Die ästhetische Erziehung eines Kindes hängt zwar auch von den Eltern ab, doch wirklich beeinflussen oder gar manipulieren können sie den Geschmack des Nachwuchses nicht. Schon Kleinkinder entwickeln ihren eigenen Stil ziemlich unabhängig: Sie haben ihre Lieblingsfarben und wollen dann zum Beispiel nur rote T-Shirts tragen. Spätestens ab dem Schulalter lassen sich die Kinder von den Eltern bei der Wahl ihrer Garderobe überhaupt nicht mehr beeinflussen.
Das war früher anders. Die Kinder kannten zum Beispiel nur die Pullover, die von den Eltern besorgt wurden. Heute hingegen werden sie von klein auf mit einer großen Auswahl an Kleidung konfrontiert. Dieses Angebot zeigt ständig Alternativen zu den Vorschlägen der Eltern.
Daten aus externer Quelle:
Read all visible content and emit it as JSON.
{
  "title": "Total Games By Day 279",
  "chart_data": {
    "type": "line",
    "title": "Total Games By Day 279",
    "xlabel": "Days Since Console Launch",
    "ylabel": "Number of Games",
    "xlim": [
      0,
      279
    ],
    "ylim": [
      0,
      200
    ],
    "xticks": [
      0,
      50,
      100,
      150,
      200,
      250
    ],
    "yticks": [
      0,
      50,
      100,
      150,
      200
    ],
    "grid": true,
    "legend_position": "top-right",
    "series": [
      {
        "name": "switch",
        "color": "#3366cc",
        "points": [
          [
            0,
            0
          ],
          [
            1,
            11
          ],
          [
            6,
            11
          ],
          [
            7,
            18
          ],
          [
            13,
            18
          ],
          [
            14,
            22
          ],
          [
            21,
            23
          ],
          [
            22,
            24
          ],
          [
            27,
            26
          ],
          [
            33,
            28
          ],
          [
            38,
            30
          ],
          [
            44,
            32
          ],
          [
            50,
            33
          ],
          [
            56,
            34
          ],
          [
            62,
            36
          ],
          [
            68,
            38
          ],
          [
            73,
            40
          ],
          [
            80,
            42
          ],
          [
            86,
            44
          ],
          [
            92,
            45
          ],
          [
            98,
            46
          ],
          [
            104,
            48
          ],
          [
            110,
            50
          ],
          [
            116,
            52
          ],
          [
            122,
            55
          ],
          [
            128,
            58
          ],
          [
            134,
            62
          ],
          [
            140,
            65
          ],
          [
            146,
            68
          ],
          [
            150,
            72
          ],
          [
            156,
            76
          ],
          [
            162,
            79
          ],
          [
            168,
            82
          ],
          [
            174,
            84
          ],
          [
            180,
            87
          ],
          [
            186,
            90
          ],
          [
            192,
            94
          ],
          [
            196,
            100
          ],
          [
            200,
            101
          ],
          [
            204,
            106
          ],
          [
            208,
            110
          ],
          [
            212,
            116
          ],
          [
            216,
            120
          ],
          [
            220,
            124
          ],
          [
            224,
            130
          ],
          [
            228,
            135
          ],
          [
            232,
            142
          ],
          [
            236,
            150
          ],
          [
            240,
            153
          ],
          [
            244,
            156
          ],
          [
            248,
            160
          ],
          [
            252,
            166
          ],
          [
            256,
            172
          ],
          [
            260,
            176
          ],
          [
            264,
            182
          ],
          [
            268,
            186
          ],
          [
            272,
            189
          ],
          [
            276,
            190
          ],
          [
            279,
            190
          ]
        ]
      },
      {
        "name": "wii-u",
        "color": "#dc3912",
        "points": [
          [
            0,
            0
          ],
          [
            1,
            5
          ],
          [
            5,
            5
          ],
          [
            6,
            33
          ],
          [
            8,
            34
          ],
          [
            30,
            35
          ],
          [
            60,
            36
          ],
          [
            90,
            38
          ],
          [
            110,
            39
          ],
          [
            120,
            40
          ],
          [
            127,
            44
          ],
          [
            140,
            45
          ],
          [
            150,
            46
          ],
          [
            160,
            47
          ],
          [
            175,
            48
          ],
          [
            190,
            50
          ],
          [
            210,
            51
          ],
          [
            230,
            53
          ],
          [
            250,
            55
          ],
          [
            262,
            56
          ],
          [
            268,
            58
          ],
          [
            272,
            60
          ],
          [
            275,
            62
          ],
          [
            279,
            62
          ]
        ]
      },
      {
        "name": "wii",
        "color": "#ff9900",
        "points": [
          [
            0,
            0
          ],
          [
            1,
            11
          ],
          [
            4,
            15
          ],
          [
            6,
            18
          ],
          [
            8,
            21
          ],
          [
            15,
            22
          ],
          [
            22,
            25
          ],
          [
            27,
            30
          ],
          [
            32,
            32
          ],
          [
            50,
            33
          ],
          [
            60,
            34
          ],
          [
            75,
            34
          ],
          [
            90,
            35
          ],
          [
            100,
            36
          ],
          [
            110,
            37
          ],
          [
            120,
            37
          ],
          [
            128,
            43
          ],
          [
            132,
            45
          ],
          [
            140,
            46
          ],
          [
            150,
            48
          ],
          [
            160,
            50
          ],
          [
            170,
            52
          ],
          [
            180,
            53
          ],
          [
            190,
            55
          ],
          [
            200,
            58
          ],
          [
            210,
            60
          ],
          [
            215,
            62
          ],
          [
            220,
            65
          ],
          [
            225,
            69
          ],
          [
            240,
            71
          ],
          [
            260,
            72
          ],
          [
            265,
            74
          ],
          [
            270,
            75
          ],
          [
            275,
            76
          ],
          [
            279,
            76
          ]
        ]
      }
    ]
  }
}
Da der Markt dabei einen gewissen Rahmen vorgibt, kann man sagen: Es regieren die Schaufenster! Die Eltern müssen deswegen nicht jedes pinkfarbene Barbie-T-Shirt kaufen, das die Tochter unbedingt will. Aber es bringt nichts, den Wunsch nach einem Barbie-T-Shirt oder einer viel zu weiten Baggyhose einfach zu ignorieren und das Kind stattdessen zu elegantem College-Look zu zwingen. Wenn den Eltern überhaupt nicht gefällt, was die Kinder gern hätten, dann sollten sie es ihnen gegenüber begründen und einen Ersatz anbieten.
Jürgen Oelkers ist Professor für allgemeine Pädagogik an der Universität Zürich und Autor des Buches »Kindererziehung im Konsumzeitalter«.